Felipe perguntava ao amigo o que acontecera e se o pai desistira dele. Pepino mandou que parasse de falar idiotices, pois, o pai nunca desistiria. Os outros presos começaram a debochar de Pepino e uma grande pancadaria se iniciou na cela com os guardas apartando.

Pela primeira vez Pepino dormiu na cadeia e só na manhã seguinte alguém apareceu para soltá-lo. Foi Manuel que pagou a fiança e soltou os rapazes.

Pepino reclamou da demora para soltarem e o homem respondeu que tiveram contratempos. Pepino perguntou quais e Manuel respondeu que Pepe sofrera um atentado.

Pepino exclamou “Outro? Já está ficando chato!!”. Felipe se assustou e perguntou se o Barão morrera. Pepino riu e respondeu que era evidente que não, o pai tinha “corpo fechado” e já era o terceiro atentado só naquele ano.

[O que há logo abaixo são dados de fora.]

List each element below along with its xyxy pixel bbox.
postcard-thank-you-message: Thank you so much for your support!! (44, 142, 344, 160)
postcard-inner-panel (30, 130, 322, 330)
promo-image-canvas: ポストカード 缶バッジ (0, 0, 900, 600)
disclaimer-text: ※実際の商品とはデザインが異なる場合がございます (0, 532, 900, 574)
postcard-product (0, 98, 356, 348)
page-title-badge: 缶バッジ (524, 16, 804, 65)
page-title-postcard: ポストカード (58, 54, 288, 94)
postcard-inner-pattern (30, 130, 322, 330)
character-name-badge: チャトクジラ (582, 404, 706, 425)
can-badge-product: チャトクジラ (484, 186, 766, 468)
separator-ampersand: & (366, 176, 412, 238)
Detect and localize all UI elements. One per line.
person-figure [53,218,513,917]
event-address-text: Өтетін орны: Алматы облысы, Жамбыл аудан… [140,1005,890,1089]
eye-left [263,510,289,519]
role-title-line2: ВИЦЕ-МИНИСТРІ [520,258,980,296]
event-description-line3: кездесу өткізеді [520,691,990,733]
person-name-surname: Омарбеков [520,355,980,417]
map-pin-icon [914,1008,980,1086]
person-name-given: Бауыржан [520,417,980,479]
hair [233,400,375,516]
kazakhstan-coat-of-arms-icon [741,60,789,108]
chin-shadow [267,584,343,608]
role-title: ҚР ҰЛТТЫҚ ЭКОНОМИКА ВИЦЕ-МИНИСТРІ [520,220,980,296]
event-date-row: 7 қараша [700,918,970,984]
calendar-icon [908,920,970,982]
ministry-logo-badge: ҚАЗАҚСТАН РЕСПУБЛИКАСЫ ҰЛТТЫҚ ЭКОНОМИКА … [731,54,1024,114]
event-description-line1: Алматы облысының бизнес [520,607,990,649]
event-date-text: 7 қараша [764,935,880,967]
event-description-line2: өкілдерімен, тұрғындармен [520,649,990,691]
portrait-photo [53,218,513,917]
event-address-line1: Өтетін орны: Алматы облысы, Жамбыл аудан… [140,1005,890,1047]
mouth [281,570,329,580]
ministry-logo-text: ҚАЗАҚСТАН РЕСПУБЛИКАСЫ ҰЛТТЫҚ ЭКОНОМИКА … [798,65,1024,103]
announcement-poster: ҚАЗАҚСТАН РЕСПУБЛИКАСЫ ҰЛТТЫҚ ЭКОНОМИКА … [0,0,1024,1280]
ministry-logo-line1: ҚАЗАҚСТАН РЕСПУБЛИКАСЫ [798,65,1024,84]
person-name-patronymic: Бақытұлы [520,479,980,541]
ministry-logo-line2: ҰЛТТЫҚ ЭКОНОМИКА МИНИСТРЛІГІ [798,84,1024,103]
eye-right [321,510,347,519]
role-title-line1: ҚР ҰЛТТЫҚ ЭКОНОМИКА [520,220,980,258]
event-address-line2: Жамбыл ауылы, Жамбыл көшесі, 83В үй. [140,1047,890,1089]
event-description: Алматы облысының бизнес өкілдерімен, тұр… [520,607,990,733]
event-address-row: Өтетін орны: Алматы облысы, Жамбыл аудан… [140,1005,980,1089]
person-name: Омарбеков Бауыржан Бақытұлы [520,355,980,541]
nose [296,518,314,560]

Despediram-se do delegado que disse “Dê lembranças ao Barão” e na rua Manuel confirmou que Pepe sobrevivera. Felipe e Josué estarrecidos só ouviam a conversa dos dois e a pergunta de Pepe a Manuel sobre qual fora o atentado da vez.

Manuel calmamente enquanto entravam no carro contou que o carro de Pepe fora metralhado, mas ele não tomara nenhum tiro, só o chofer tinha morrido. Pepino lamentou a morte dizendo que estava difícil encontrar quem quisesse dirigir para o pai.

Antes de Manuel ligar o carro pra partirem Josué comentou que se a família recebia tantos atentados como eles podiam garantir que não tinha uma bomba naquele carro. Pepino comentou que era verdade e se tivesse morria porque ao contrário do pai não tinha corpo fechado.

Manuel contou que só tinham uma maneira de saber e ligou o carro. O veículo funcionou normalmente e ele rindo comentou “é, não tinha”.

Manuel e Pepino retornaram a mansão e no escritório da casa encontraram Pepe irritado ao telefone e Zaqueu sentado a sua frente. Gritava no aparelho “Manda botar preço que eu compro!!”.

Pepino perguntou a Zaqueu qual era o problema e este respondeu que o pai perdera na votação para entrar no Carioca Country Club. “Só recebeu bolas pretas” completou Zaqueu.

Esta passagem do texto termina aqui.